Escondido Union School District – NBC 7 San Diego | #childsafety | #kids | #chldern | #parents | #schoolsafey

Four third-grade students at North Broadway Elementary School in Escondido got sick Wednesday after eating edibles, or food laced with THC.

Most edibles are candies, treats or baked sweets. They’re not safe for kids.

“Concerned and alarmed. Really worried about the kids,“ Escondido Union School District parent Touba Warsi said after learning the news.

Warsi’s daughter is in kindergarten. She never thought to warn her about edibles.

“You can’t just tell them, ‘Don’t take food from your siblings or your schoolmates,’ so we haven’t talked about it yet. I have reached out for resources,“ Warsi said.

We know the sick third graders were taken to the hospital for evaluation, but the school district didn’t say anything more about their condition.

“The wide accessibility and commercialization of “edibles” – food products infused with THC – is cause for concern in school communities across the state, including our own,” read part of a statement issued by the district Wednesday.

Since cannabis was legalized in 2015, the number of children needing treatment at Rady Children’s Hospital after ingesting it has increased from a handful to hundreds each year. The average age of those patients is 3-and-a-half years old, according to the hospital. The effects of cannabis overconsumption on children can be life-threatening.

“It makes them start to vomit, it makes them lose consciousness. They can even stop breathing, their heart can stop,“ Rady pediatrician Dr. Natalie Laub said.

Dr. Laub specializes in these cases in the emergency department.

Her research is almost exclusively on cannabis and its effect on young children.

“You take your average dose of an edible cannabis which might be somewhere between 5 and 10 to 20 milligrams for an adult — that dose can make a child critically ill,“ Dr. Laub said.

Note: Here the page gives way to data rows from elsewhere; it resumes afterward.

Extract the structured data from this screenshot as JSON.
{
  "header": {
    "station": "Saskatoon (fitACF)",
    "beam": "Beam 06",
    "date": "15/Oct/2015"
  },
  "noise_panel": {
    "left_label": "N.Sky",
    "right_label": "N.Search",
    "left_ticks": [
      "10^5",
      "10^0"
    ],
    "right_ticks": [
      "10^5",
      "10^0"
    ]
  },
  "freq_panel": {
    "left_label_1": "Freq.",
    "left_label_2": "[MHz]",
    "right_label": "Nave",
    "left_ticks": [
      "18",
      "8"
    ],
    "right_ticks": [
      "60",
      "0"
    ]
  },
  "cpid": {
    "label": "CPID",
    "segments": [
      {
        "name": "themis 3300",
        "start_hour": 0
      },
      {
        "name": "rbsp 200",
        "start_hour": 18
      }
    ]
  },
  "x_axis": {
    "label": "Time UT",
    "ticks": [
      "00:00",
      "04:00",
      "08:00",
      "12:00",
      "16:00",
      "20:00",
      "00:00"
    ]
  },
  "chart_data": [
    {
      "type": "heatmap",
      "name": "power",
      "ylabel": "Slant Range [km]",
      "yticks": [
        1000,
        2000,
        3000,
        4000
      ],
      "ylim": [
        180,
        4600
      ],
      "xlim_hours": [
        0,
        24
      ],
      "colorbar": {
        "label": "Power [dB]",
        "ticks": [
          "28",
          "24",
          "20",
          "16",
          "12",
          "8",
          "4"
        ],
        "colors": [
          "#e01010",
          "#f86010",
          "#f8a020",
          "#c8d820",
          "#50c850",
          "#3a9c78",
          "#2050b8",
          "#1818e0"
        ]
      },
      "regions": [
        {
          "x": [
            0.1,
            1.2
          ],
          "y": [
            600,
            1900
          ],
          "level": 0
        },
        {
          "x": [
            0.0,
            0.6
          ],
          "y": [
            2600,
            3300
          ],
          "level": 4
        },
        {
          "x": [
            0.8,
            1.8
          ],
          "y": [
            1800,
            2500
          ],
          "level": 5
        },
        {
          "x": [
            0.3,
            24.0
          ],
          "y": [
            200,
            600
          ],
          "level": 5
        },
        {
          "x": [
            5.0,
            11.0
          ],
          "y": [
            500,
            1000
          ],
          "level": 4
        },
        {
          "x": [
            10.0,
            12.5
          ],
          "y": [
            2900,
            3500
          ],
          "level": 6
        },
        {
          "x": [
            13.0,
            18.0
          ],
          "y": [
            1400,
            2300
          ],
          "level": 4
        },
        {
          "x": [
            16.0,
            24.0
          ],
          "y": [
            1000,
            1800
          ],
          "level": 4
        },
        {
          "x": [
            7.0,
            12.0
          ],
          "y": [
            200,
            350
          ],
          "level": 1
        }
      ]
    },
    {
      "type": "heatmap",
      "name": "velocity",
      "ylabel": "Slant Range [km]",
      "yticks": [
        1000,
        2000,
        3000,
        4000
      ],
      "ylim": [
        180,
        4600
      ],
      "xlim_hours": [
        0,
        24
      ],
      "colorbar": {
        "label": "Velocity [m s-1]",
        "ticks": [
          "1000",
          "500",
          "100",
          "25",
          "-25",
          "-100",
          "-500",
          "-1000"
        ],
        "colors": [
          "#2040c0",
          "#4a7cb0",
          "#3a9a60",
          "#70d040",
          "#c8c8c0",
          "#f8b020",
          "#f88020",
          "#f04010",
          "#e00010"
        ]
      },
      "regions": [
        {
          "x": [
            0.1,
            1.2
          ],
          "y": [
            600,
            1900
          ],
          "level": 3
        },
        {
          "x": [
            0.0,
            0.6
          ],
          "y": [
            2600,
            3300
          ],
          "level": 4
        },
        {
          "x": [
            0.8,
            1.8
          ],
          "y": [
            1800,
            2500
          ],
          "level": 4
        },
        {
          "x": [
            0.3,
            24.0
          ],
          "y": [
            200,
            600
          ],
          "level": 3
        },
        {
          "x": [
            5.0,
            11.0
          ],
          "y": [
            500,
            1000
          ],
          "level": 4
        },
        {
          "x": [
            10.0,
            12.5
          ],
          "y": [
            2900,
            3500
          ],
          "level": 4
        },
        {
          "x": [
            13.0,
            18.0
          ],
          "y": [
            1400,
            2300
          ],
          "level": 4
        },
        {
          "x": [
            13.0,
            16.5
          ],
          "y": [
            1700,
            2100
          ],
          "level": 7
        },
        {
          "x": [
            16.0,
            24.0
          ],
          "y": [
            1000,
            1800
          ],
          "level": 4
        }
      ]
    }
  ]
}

Coincidently, just last Sunday, Governor Gavin Newsom vetoed Assembly Bill 1207, known as the Cannabis Candy Child Safety Act. It was co-authored by Dr. Laub and based on her research.

The bill was intended to force producers of edibles to change their packaging so they aren’t as attractive to kids. Laub was trying to stop items like “Double Stuffed Stoneyos” and “Rice Krispyz” from hitting the shelves.

“It looks like candy. It looks like cookies. It looks like snacks. Kids are getting into it at an accelerated rate. I think it will actually, unfortunately, become more common, “ Dr. Laub said.

For now, Laub and youth safety groups and school districts like Escondido Union are urging parents to keep the poison control hotline close, and their eyes closer. 

Dr. Laub said the hospital has dealt with cases where edibles were mistakenly given to kids on Halloween. Parents are encouraged to check their children’s goody bags after trick or treating. If you have cannabis in your home, Laub recommends locking it away as you would with other dangerous drugs.